Dr. Chetna Patel, Professor and Chair of Physical Sciences, approaches her undergraduate organic chemistry courses with this idea always in the background. Active in the Science, Technology, Engineering and Mathematics (STEM) initiatives at AU, Patel combines her expertise in the field of chemistry with innovative ways of teaching and learning.
In 2009, when Patel became involved in an Illinois Mathematics and Science Partnership grant to work with curriculum development in master’s level education courses, she never imagined how immersed she would become in STEM initiatives beyond her regular faculty course load. However, as she assisted with summer workshops for teachers and collaborated with area industrial partners to bring science to life in elementary and secondary classrooms, Patel saw the tremendous potential for innovation that AU could bring to the Fox Valley community.
“The summer workshops allowed me to learn about the issues that teachers face and to find ways to support those educators,” she said. “And they also enabled me to keep learning, to connect with fellow faculty members and partners to advance my own teaching and to step outside my own comfort zone.”
Four years later, Patel is at the forefront of STEM, continuing her participation in workshops, helping shape the construction of interdisciplinary labs in the John C. Dunham STEM Partnership School at Aurora University, and bringing innovations to her own undergraduate teaching.
Patel’s interest in implementing new teaching methods reflects one of the key initiatives of the AU Institute for Collaboration: inspiring teachers to teach STEM content by equipping them with real-world applications. And this is exactly what Patel is doing in her own classroom. Her classes are rarely centered around lectures, but rather incorporate three dimensional models, collaborative work and discussion among classmates. “Chemistry often comes with the perception that it will be too difficult,” said Patel. “I look for ways to make it fun and exciting, to show examples of how it relates to health science careers and to incorporate hands-on collaborative learning into the classroom.”
Prior to enrolling in Patel’s course, senior biology major Bryan Roberts was dreading the study of organic chemistry. But, with Patel’s energetic and practical approach, Roberts became engaged in the subject. “Dr.

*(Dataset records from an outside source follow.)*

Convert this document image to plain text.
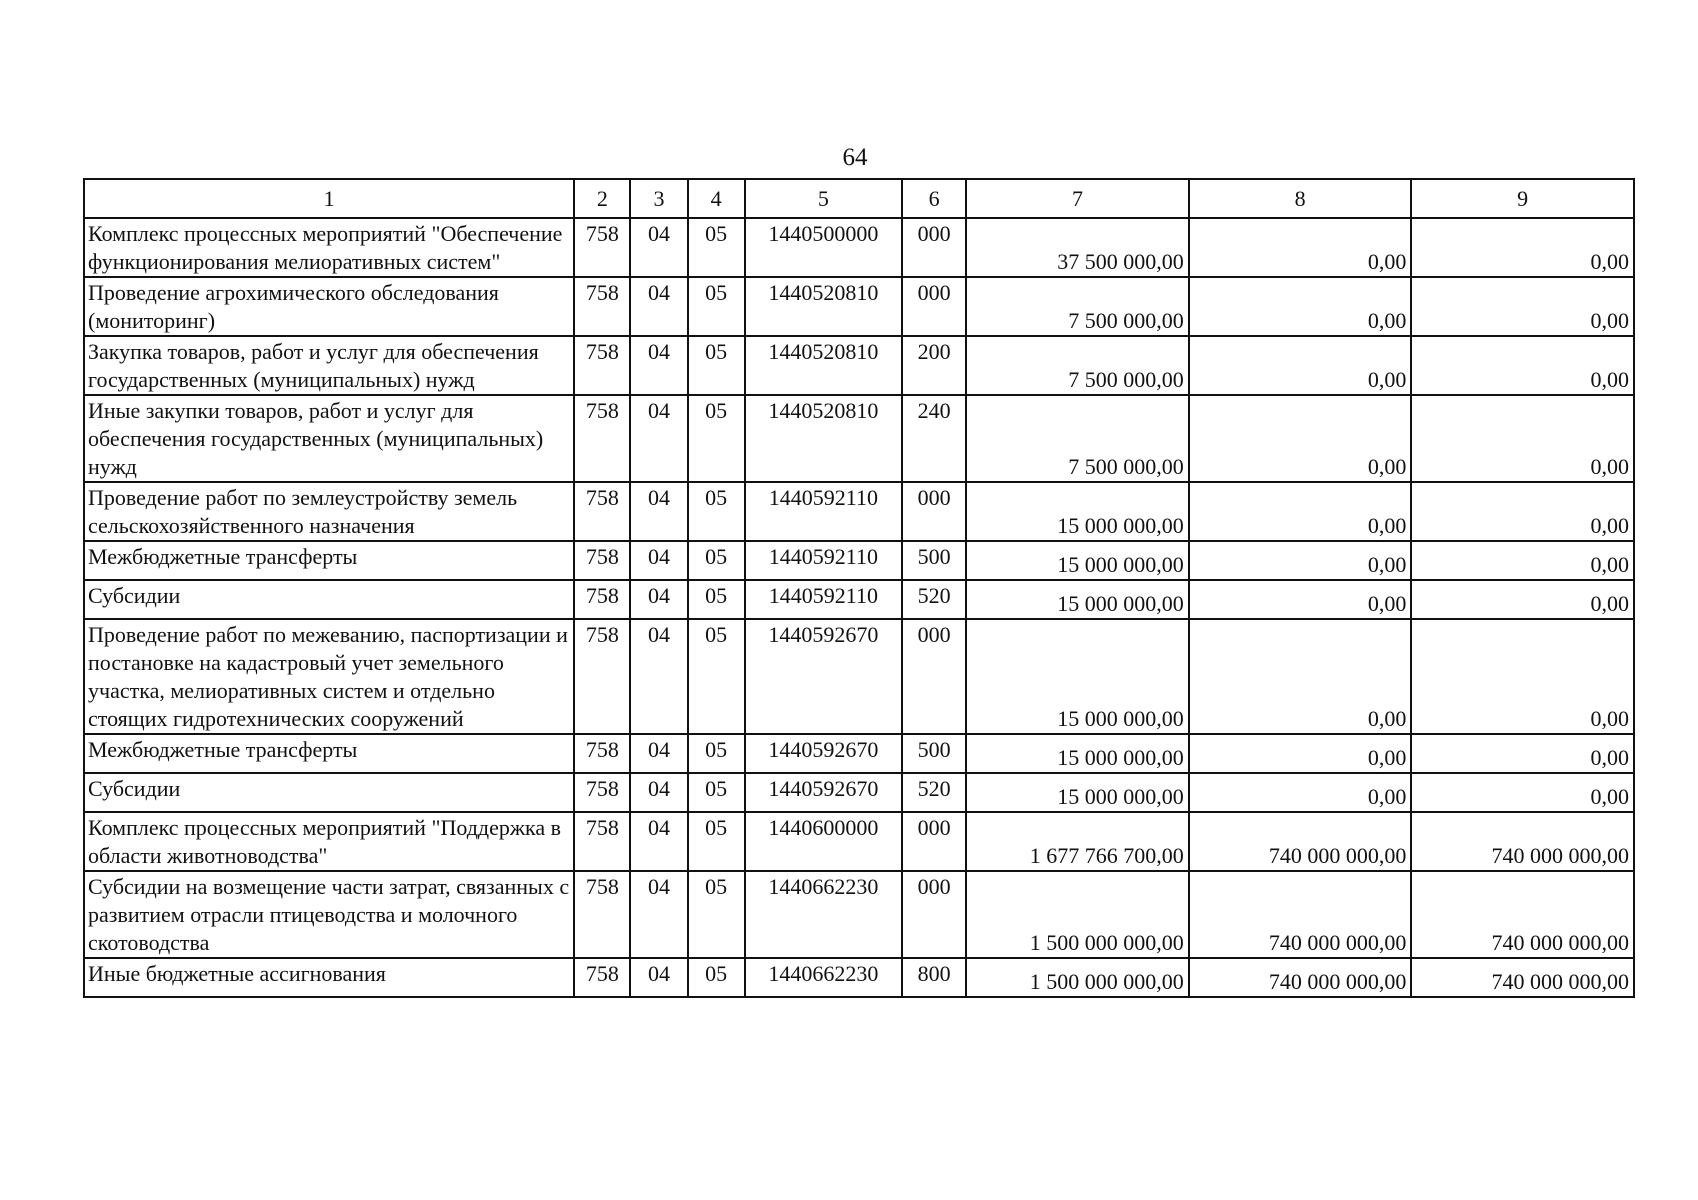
64
1	2	3	4	5	6	7	8	9
Комплекс процессных мероприятий "Обеспечение функционирования мелиоративных систем"	758	04	05	1440500000	000	37 500 000,00	0,00	0,00
Проведение агрохимического обследования (мониторинг)	758	04	05	1440520810	000	7 500 000,00	0,00	0,00
Закупка товаров, работ и услуг для обеспечения государственных (муниципальных) нужд	758	04	05	1440520810	200	7 500 000,00	0,00	0,00
Иные закупки товаров, работ и услуг для обеспечения государственных (муниципальных) нужд	758	04	05	1440520810	240	7 500 000,00	0,00	0,00
Проведение работ по землеустройству земель сельскохозяйственного назначения	758	04	05	1440592110	000	15 000 000,00	0,00	0,00
Межбюджетные трансферты	758	04	05	1440592110	500	15 000 000,00	0,00	0,00
Субсидии	758	04	05	1440592110	520	15 000 000,00	0,00	0,00
Проведение работ по межеванию, паспортизации и постановке на кадастровый учет земельного участка, мелиоративных систем и отдельно стоящих гидротехнических сооружений	758	04	05	1440592670	000	15 000 000,00	0,00	0,00
Межбюджетные трансферты	758	04	05	1440592670	500	15 000 000,00	0,00	0,00
Субсидии	758	04	05	1440592670	520	15 000 000,00	0,00	0,00
Комплекс процессных мероприятий "Поддержка в области животноводства"	758	04	05	1440600000	000	1 677 766 700,00	740 000 000,00	740 000 000,00
Субсидии на возмещение части затрат, связанных с развитием отрасли птицеводства и молочного скотоводства	758	04	05	1440662230	000	1 500 000 000,00	740 000 000,00	740 000 000,00
Иные бюджетные ассигнования	758	04	05	1440662230	800	1 500 000 000,00	740 000 000,00	740 000 000,00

Patel makes organic chemistry interesting by connecting what we learn to our other classes,” he said. “She is constantly asking if we have questions and making sure that we understand the content.”
Senior Allison Adair echoes Roberts’ thoughts. “Dr. Patel never teaches at you,” she said. “She has a way of making you think and helping you to see how chemistry is intertwined in everything.”
Above all, Patel values the atmosphere of camaraderie that STEM initiatives have created at AU. “The faculty involved in STEM initiatives are a strong, committed group,” she said. “We’ve established a collaborative atmosphere toward technology and laboratory work. We know that together we can help the education system by inspiring teachers and encouraging students to pursue STEM careers.”